Without regular credential rotation, the security concern is clear: if someone unauthorized gets access to those credentials, they have access forever. There’s no backup plan.
In addition, without rotation for on-prem infrastructure, there’s no way for companies to know when an unauthorized party uses stolen credentials. Since credentials don’t expire, they can be used again and again.
Enter Akeyless Universal Identity, a powerful, lightweight authentication method you can easily implement on any operating system, including on-prem machines.
Universal Identity Authentication on any machine
Universal Identity can be implemented on any Windows, Linux, or MacOS machine. This opens up a world of possibilities for on-prem infrastructure, because it enables automated rotation of these machines’ credentials. It provides a solution to secret zero that is not reliant on cloud tooling and isn’t limited to cloud infrastructure.
With Akeyless, the Universal Identity auth method is simple—you can use Windows Task Scheduler, a CRON job, or a similar scheduler, to run a script that rotates an identity token. This is a lightweight solution that can be easily implemented on any operating system, including on-prem machines.
The benefits of Universal Identity Authentication for credential rotation
Universal Identity authentication has two main benefits.
First, it enables easy credential rotation.
Once tokens expire, they can be set via a task scheduler to rotate at set intervals on any operating system. When a new token is generated, it invalidates the expiring token.
If someone were to gain illicit access to one of your existing tokens, it would likely expire before it could be used.
In addition, if a hacker tried to rotate the token themselves, the previous token would become invalid. Authorized token requests would fail, alerting the company immediately to malicious activity.
Second, Universal Identity tokens can create child tokens.
Child tokens are able to have a sub-set of permissions from its parent. They also have their own time-to-live and can rotate. Like other authentication structures, child tokens can have their own child and sibling tokens. The configuration of the auth tree fits your use case, allowing credential rotation to scale.
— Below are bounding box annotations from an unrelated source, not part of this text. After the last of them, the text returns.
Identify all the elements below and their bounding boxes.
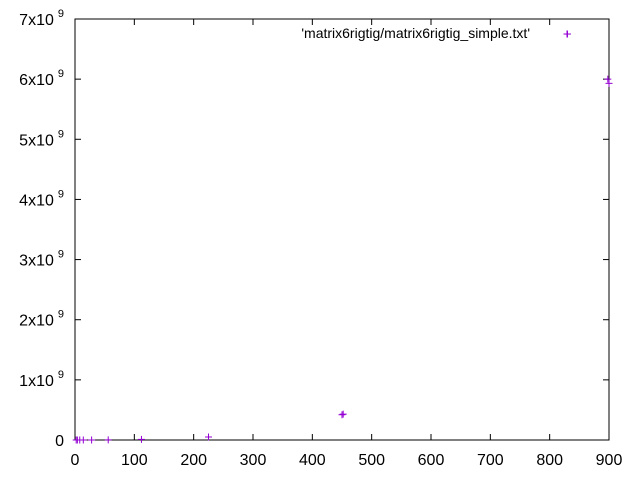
- legend-series-label: 'matrix6rigtig/matrix6rigtig_simple.txt': [301, 25, 530, 41]
- data-point: [338, 411, 346, 419]
- y-tick-label: 7x10 9: [19, 8, 64, 29]
- y-tick-mantissa: 2x10: [19, 313, 54, 330]
- x-tick-label: 400: [299, 452, 326, 469]
- y-tick-label: 0: [55, 433, 64, 450]
- y-tick-mantissa: 7x10: [19, 12, 54, 29]
- x-tick-label: 900: [596, 452, 623, 469]
- y-tick-mantissa: 6x10: [19, 72, 54, 89]
- x-tick-label: 300: [240, 452, 267, 469]
- x-tick-label: 200: [180, 452, 207, 469]
- x-tick-label: 800: [536, 452, 563, 469]
- data-point: [339, 410, 347, 418]
- legend: 'matrix6rigtig/matrix6rigtig_simple.txt': [301, 25, 571, 41]
- data-point: [104, 436, 112, 444]
- plot-frame: [74, 18, 610, 441]
- y-tick-mantissa: 4x10: [19, 192, 54, 209]
- y-tick-label: 3x10 9: [19, 249, 64, 270]
- y-tick-label: 5x10 9: [19, 128, 64, 149]
- y-tick-label: 4x10 9: [19, 188, 64, 209]
- y-tick-mantissa: 3x10: [19, 253, 54, 270]
- y-tick-mantissa: 5x10: [19, 132, 54, 149]
- y-tick-exponent: 9: [58, 128, 64, 140]
- y-tick-label: 6x10 9: [19, 68, 64, 89]
- data-point: [604, 75, 612, 83]
- x-tick-label: 100: [121, 452, 148, 469]
- axis-ticks: [74, 18, 610, 441]
- x-tick-label: 600: [418, 452, 445, 469]
- y-tick-labels: 0 1x10 9 2x10 9 3x10 9 4x10 9 5x10 9 6x10 9 7x10 9: [19, 8, 64, 450]
- x-tick-label: 700: [477, 452, 504, 469]
- y-tick-mantissa: 0: [55, 433, 64, 450]
- data-point: [137, 435, 145, 443]
- data-point: [205, 433, 212, 441]
- y-tick-exponent: 9: [58, 369, 64, 381]
- y-tick-exponent: 9: [58, 68, 64, 80]
- data-point: [79, 436, 87, 444]
- x-tick-label: 500: [358, 452, 385, 469]
- y-tick-exponent: 9: [58, 249, 64, 261]
- data-point: [605, 79, 613, 87]
- data-points: [72, 30, 613, 444]
- data-point: [563, 30, 571, 38]
- y-tick-mantissa: 1x10: [19, 373, 54, 390]
- x-tick-label: 0: [71, 452, 80, 469]
- y-tick-label: 1x10 9: [19, 369, 64, 390]
- x-tick-labels: 0 100 200 300 400 500 600 700 800 900: [71, 452, 623, 469]
- y-tick-exponent: 9: [58, 188, 64, 200]
- y-tick-exponent: 9: [58, 309, 64, 321]
- y-tick-label: 2x10 9: [19, 309, 64, 330]
- y-tick-exponent: 9: [58, 8, 64, 20]
- data-point: [88, 436, 96, 444]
Without this mechanism, token rotation is an operational burden. For example, when a token is rotated at one location, the other location with the token will stop working, and vice versa. With Universal Identity, each token can rotate on its own without dependency on other tokens.
In summary, Universal Identity is an authentication method that companies can use to manage secrets for on-prem infrastructure without heavy deployment costs. Many other secrets management tools don’t effectively address the complexity of hybrid infrastructure for modern enterprise companies. This leads to frustrated engineers trying to hack together pieces to get the results they want. With Akeyless, this solution is ready to use out-of-the-box as part of the standard SaaS deployment.